Thread (35 messages) 35 messages, 6 authors, 2008-09-12

Re: using software TSO on non-TSO capable netdevices

From: Lennert Buytenhek <hidden>
Date: 2008-07-31 09:50:52

On Thu, Jul 31, 2008 at 10:34:13AM +0300, Ilpo Järvinen wrote:
quoted
quoted
The hacky patch below (on top of 2.6.27-rc1 + stubbing out the
sk_can_gso() check) reduces the 1 GiB 1000 Mb/s sendfile test from:
 ...
quoted
I.e. dramatic CPU time improvements, and some overall speedup as well.

I wonder if something like this can be done in a less hacky fashion --
the hard part I guess is deciding when to keep coalescing (to reduce
CPU overhead) vs. when to push out what has been coalesced so far (in
order to keep the pipe filled), and I'm not sure I have good ideas
about how to make that decision.
Interesting, I'll take a closer look at this.

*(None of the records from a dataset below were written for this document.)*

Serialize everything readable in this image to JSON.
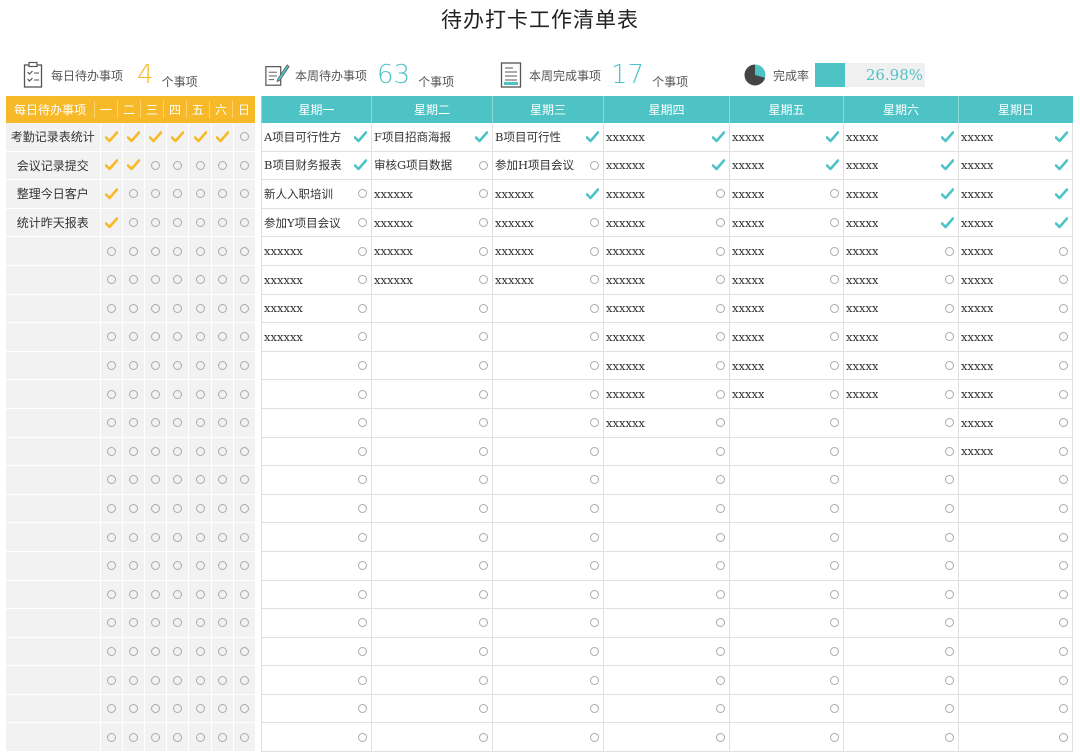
{
  "title": "待办打卡工作清单表",
  "summary": {
    "daily_label": "每日待办事项",
    "daily_count": "4",
    "daily_unit": "个事项",
    "week_label": "本周待办事项",
    "week_count": "63",
    "week_unit": "个事项",
    "done_label": "本周完成事项",
    "done_count": "17",
    "done_unit": "个事项",
    "rate_label": "完成率",
    "rate_value": "26.98%",
    "rate_fraction": 0.2698
  },
  "colors": {
    "yellow": "#f7b928",
    "teal": "#4ec3c6"
  },
  "daily": {
    "header": "每日待办事项",
    "days": [
      "一",
      "二",
      "三",
      "四",
      "五",
      "六",
      "日"
    ],
    "rows": [
      {
        "label": "考勤记录表统计",
        "checks": [
          1,
          1,
          1,
          1,
          1,
          1,
          0
        ]
      },
      {
        "label": "会议记录提交",
        "checks": [
          1,
          1,
          0,
          0,
          0,
          0,
          0
        ]
      },
      {
        "label": "整理今日客户",
        "checks": [
          1,
          0,
          0,
          0,
          0,
          0,
          0
        ]
      },
      {
        "label": "统计昨天报表",
        "checks": [
          1,
          0,
          0,
          0,
          0,
          0,
          0
        ]
      },
      {
        "label": "",
        "checks": [
          0,
          0,
          0,
          0,
          0,
          0,
          0
        ]
      },
      {
        "label": "",
        "checks": [
          0,
          0,
          0,
          0,
          0,
          0,
          0
        ]
      },
      {
        "label": "",
        "checks": [
          0,
          0,
          0,
          0,
          0,
          0,
          0
        ]
      },
      {
        "label": "",
        "checks": [
          0,
          0,
          0,
          0,
          0,
          0,
          0
        ]
      },
      {
        "label": "",
        "checks": [
          0,
          0,
          0,
          0,
          0,
          0,
          0
        ]
      },
      {
        "label": "",
        "checks": [
          0,
          0,
          0,
          0,
          0,
          0,
          0
        ]
      },
      {
        "label": "",
        "checks": [
          0,
          0,
          0,
          0,
          0,
          0,
          0
        ]
      },
      {
        "label": "",
        "checks": [
          0,
          0,
          0,
          0,
          0,
          0,
          0
        ]
      },
      {
        "label": "",
        "checks": [
          0,
          0,
          0,
          0,
          0,
          0,
          0
        ]
      },
      {
        "label": "",
        "checks": [
          0,
          0,
          0,
          0,
          0,
          0,
          0
        ]
      },
      {
        "label": "",
        "checks": [
          0,
          0,
          0,
          0,
          0,
          0,
          0
        ]
      },
      {
        "label": "",
        "checks": [
          0,
          0,
          0,
          0,
          0,
          0,
          0
        ]
      },
      {
        "label": "",
        "checks": [
          0,
          0,
          0,
          0,
          0,
          0,
          0
        ]
      },
      {
        "label": "",
        "checks": [
          0,
          0,
          0,
          0,
          0,
          0,
          0
        ]
      },
      {
        "label": "",
        "checks": [
          0,
          0,
          0,
          0,
          0,
          0,
          0
        ]
      },
      {
        "label": "",
        "checks": [
          0,
          0,
          0,
          0,
          0,
          0,
          0
        ]
      },
      {
        "label": "",
        "checks": [
          0,
          0,
          0,
          0,
          0,
          0,
          0
        ]
      },
      {
        "label": "",
        "checks": [
          0,
          0,
          0,
          0,
          0,
          0,
          0
        ]
      }
    ]
  },
  "weekly": {
    "days": [
      "星期一",
      "星期二",
      "星期三",
      "星期四",
      "星期五",
      "星期六",
      "星期日"
    ],
    "columns": [
      [
        [
          "A项目可行性方",
          1
        ],
        [
          "B项目财务报表",
          1
        ],
        [
          "新人入职培训",
          0
        ],
        [
          "参加Y项目会议",
          0
        ],
        [
          "xxxxxx",
          0
        ],
        [
          "xxxxxx",
          0
        ],
        [
          "xxxxxx",
          0
        ],
        [
          "xxxxxx",
          0
        ]
      ],
      [
        [
          "F项目招商海报",
          1
        ],
        [
          "审核G项目数据",
          0
        ],
        [
          "xxxxxx",
          0
        ],
        [
          "xxxxxx",
          0
        ],
        [
          "xxxxxx",
          0
        ],
        [
          "xxxxxx",
          0
        ]
      ],
      [
        [
          "B项目可行性",
          1
        ],
        [
          "参加H项目会议",
          0
        ],
        [
          "xxxxxx",
          1
        ],
        [
          "xxxxxx",
          0
        ],
        [
          "xxxxxx",
          0
        ],
        [
          "xxxxxx",
          0
        ]
      ],
      [
        [
          "xxxxxx",
          1
        ],
        [
          "xxxxxx",
          1
        ],
        [
          "xxxxxx",
          0
        ],
        [
          "xxxxxx",
          0
        ],
        [
          "xxxxxx",
          0
        ],
        [
          "xxxxxx",
          0
        ],
        [
          "xxxxxx",
          0
        ],
        [
          "xxxxxx",
          0
        ],
        [
          "xxxxxx",
          0
        ],
        [
          "xxxxxx",
          0
        ],
        [
          "xxxxxx",
          0
        ]
      ],
      [
        [
          "xxxxx",
          1
        ],
        [
          "xxxxx",
          1
        ],
        [
          "xxxxx",
          0
        ],
        [
          "xxxxx",
          0
        ],
        [
          "xxxxx",
          0
        ],
        [
          "xxxxx",
          0
        ],
        [
          "xxxxx",
          0
        ],
        [
          "xxxxx",
          0
        ],
        [
          "xxxxx",
          0
        ],
        [
          "xxxxx",
          0
        ]
      ],
      [
        [
          "xxxxx",
          1
        ],
        [
          "xxxxx",
          1
        ],
        [
          "xxxxx",
          1
        ],
        [
          "xxxxx",
          1
        ],
        [
          "xxxxx",
          0
        ],
        [
          "xxxxx",
          0
        ],
        [
          "xxxxx",
          0
        ],
        [
          "xxxxx",
          0
        ],
        [
          "xxxxx",
          0
        ],
        [
          "xxxxx",
          0
        ]
      ],
      [
        [
          "xxxxx",
          1
        ],
        [
          "xxxxx",
          1
        ],
        [
          "xxxxx",
          1
        ],
        [
          "xxxxx",
          1
        ],
        [
          "xxxxx",
          0
        ],
        [
          "xxxxx",
          0
        ],
        [
          "xxxxx",
          0
        ],
        [
          "xxxxx",
          0
        ],
        [
          "xxxxx",
          0
        ],
        [
          "xxxxx",
          0
        ],
        [
          "xxxxx",
          0
        ],
        [
          "xxxxx",
          0
        ]
      ]
    ]
  }
}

Actually your patch is less of a surprise, because one of the issues I
had to surmount constantly when rewriting the TSO output path was the
implicit conflict between TSO deferral (to accumulate segments) and
the nagle logic.
I think your statement makes very little sense to me (though I had to 
lookup the meaning of surmount but that seems not so significant 
anyway)... They both work into the same direction, ie., to delay sending 
to prevent excessive processing of small bits, but the region of operation 
shouldn't overlap (nagle works with <mss, and tso deferring logic 
basically begins from where the nagle ends)?

It seems to me that this not about conflict between TSO deferring and 
nagle sub-mss logic at all (perhaps there wasn't as direct relation to 
this issue as I read...?) AFAICT, the change only makes (!nonagle && 
tp->packets_out && tcp_minshall_check(tp)) test in tcp_nagle_check more 
likely to occur (and result in false), ie., basically we end up using 
nagle test also to prevent sending of >= mss skbs, besides the usual 
functionality which is to prevent sending in case of < mss sized ones. 
...Which seems just an extension to what we checked for in 
tcp_tso_should_defer().
I wanted a way to get larger GSO segments, and the idea was to rig
the nagle check to consider sub-N*mss frames as small frames and not
let more than one of them into the pipe at any given time.  I don't
know whether the change I made accomplishes exactly that, but it did
end up giving me larger GSO segments, which was the goal.

It makes the GSO segment size distribution pretty chaotic, though:

10k seg: 2:851 3:430 4:3385 5:330 6:3611 7:382 8:949 9:18 10:43 11:1
10k size: 5:851 8:430 11:3385 14:330 17:3611 19:382 22:949 25:18 28:43 31:1
10k seg: 2:1952 3:410 4:2855 5:340 6:2956 7:356 8:1059 9:24 10:48
10k size: 5:1952 8:410 11:2855 14:340 17:2956 19:356 22:1059 25:24 28:48
10k seg: 2:1036 3:569 4:4824 5:369 6:2241 7:251 8:643 9:20 10:46 11:1
10k size: 5:1036 8:569 11:4824 14:369 17:2241 19:251 22:643 25:20 28:46 31:1
10k seg: 2:1270 3:408 4:3686 5:350 6:2910 7:319 8:988 9:15 10:54
10k size: 5:1270 8:408 11:3686 14:350 17:2910 19:319 22:988 25:15 28:54
10k seg: 2:870 3:407 4:4211 5:380 6:3392 7:286 8:389 9:20 10:45
10k size: 5:870 8:407 11:4211 14:380 17:3392 19:286 22:389 25:20 28:45
10k seg: 2:1217 3:411 4:3542 5:315 6:3263 7:348 8:832 9:23 10:48 11:1
10k size: 5:1217 8:411 11:3542 14:315 17:3263 19:348 22:832 25:23 28:48 31:1

("10k seg" numbers are the distribution of gso_segs for 10k skbuffs,
and "10k size" are the distribution of skb->len >> 9 for 10k skbuffs.)